Takhini Hot Springs
Takhini Hot Springs (tɑːkiːniː) is a natural hot springs located just outside the border of Whitehorse, Yukon (28 km from city centre). It is a locally run business which incorporates two pools at different temperatures and has a campground with over 80 sites. It is a historic site and a very popular destination for tourists and locals.
The hot springs flows from the earth to the surface at a rate of 385 litres (86 gallons) per minute. The temperature from the source is 46.5º Celsius (118º Fahrenheit). The pool is divided into two sections: the hot side and the cool side. As the water flows from the source to the hot pool the water cools to 42º Celsius (107.6º Fahrenheit), the cool side is an average of 36º Celsius (96.8º Fahrenheit). Takhini Hot Springs is fortunate to contain no sulphurous odour as is common to most hot springs.
Brave Participants of the International Hair Freezing contest bathe in air temperatures of -30C to achieve their crazy hairstyles, and this bunch were crowned the winners.

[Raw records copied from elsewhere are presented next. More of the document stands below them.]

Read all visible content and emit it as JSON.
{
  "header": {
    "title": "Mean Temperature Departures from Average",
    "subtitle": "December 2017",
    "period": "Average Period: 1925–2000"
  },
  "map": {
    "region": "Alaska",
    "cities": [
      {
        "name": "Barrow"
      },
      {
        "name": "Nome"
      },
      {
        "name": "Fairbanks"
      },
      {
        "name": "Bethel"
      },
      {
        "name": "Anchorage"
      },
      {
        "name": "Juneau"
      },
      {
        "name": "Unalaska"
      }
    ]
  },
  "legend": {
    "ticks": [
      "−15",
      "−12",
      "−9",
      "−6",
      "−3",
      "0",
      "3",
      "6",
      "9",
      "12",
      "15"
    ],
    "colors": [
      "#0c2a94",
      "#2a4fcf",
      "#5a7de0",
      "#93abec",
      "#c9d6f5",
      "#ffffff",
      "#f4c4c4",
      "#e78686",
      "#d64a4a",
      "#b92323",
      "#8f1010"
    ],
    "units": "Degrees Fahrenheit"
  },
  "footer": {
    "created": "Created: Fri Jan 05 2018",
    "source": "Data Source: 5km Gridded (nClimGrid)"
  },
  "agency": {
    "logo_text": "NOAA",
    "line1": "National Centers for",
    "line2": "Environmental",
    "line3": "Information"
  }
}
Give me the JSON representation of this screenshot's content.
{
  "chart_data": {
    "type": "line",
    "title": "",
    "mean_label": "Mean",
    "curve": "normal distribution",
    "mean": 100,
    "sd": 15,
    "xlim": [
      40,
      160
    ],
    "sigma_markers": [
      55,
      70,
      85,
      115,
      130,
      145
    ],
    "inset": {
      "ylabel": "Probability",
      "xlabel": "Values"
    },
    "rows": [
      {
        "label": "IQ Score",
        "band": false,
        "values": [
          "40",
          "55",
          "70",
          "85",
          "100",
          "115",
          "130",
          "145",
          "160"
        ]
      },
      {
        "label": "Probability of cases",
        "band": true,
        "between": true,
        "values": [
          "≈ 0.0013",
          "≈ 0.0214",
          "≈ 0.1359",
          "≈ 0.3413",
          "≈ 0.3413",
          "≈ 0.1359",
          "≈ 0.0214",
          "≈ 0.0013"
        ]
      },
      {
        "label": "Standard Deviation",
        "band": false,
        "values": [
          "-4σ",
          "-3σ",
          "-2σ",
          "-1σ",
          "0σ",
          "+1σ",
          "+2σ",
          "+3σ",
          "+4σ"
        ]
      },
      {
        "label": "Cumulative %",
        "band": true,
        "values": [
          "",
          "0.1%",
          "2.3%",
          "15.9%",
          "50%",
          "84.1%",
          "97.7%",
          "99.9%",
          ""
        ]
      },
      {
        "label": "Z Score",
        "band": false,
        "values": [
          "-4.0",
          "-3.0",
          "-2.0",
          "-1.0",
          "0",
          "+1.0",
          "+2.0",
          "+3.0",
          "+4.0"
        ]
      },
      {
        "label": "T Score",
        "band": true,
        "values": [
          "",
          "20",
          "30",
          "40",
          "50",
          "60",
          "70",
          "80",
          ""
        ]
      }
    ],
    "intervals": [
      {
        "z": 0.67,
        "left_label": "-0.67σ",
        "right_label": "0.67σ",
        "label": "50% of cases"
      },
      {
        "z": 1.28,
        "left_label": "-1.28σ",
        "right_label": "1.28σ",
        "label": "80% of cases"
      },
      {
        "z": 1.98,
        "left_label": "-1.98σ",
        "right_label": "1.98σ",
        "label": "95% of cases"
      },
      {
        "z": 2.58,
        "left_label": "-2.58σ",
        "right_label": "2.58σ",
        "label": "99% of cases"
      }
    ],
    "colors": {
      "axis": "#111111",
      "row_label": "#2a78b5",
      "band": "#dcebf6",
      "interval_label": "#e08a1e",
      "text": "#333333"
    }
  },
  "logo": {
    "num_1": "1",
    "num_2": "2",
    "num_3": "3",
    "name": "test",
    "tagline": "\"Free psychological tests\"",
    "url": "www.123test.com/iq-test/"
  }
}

Competitors at the Takhini Hot Springs in Whitehorse, Yukon, northern Canada, bathe in hot springs in 40C temperature water and the sub zero temperatures in the air create this stunning effect.
Based on geothermal research, the hot springs water comes from intersecting faults in the earth. Rain water and snow from the mountains go deep into the earth, where the water is heated and the minerals dissolve. The water then returns to the surface and out of the ground in a small crater (the source). The source is currently located near the pool facilities.
According to tests, it has taken a minimum of 60 years for the water in the pools to come from the ground into the source. During its underground journey to the surface, the water reaches a maximum temperature of 95º Celsius (203º Fahrenheit) and then cools down as it rises to the surface and into the source.
Takhini Hot Springs has a long history in the Yukon. Used by the First Nations People for centuries, the site was known for natural hot water flowing from the ground. In 1907 it was commercially promoted for its therapeutic value. The first pool was made of wood and canvas and was built in the 1940s for the use of the United States Army while they constructed the Alaska Highway. In 1950 a concrete pool was built and that was later replaced by the existing pool and building in the 1970s. In 2008, many renovations were undertaken to improve the pool’s facilities. Renovations are still made to this day.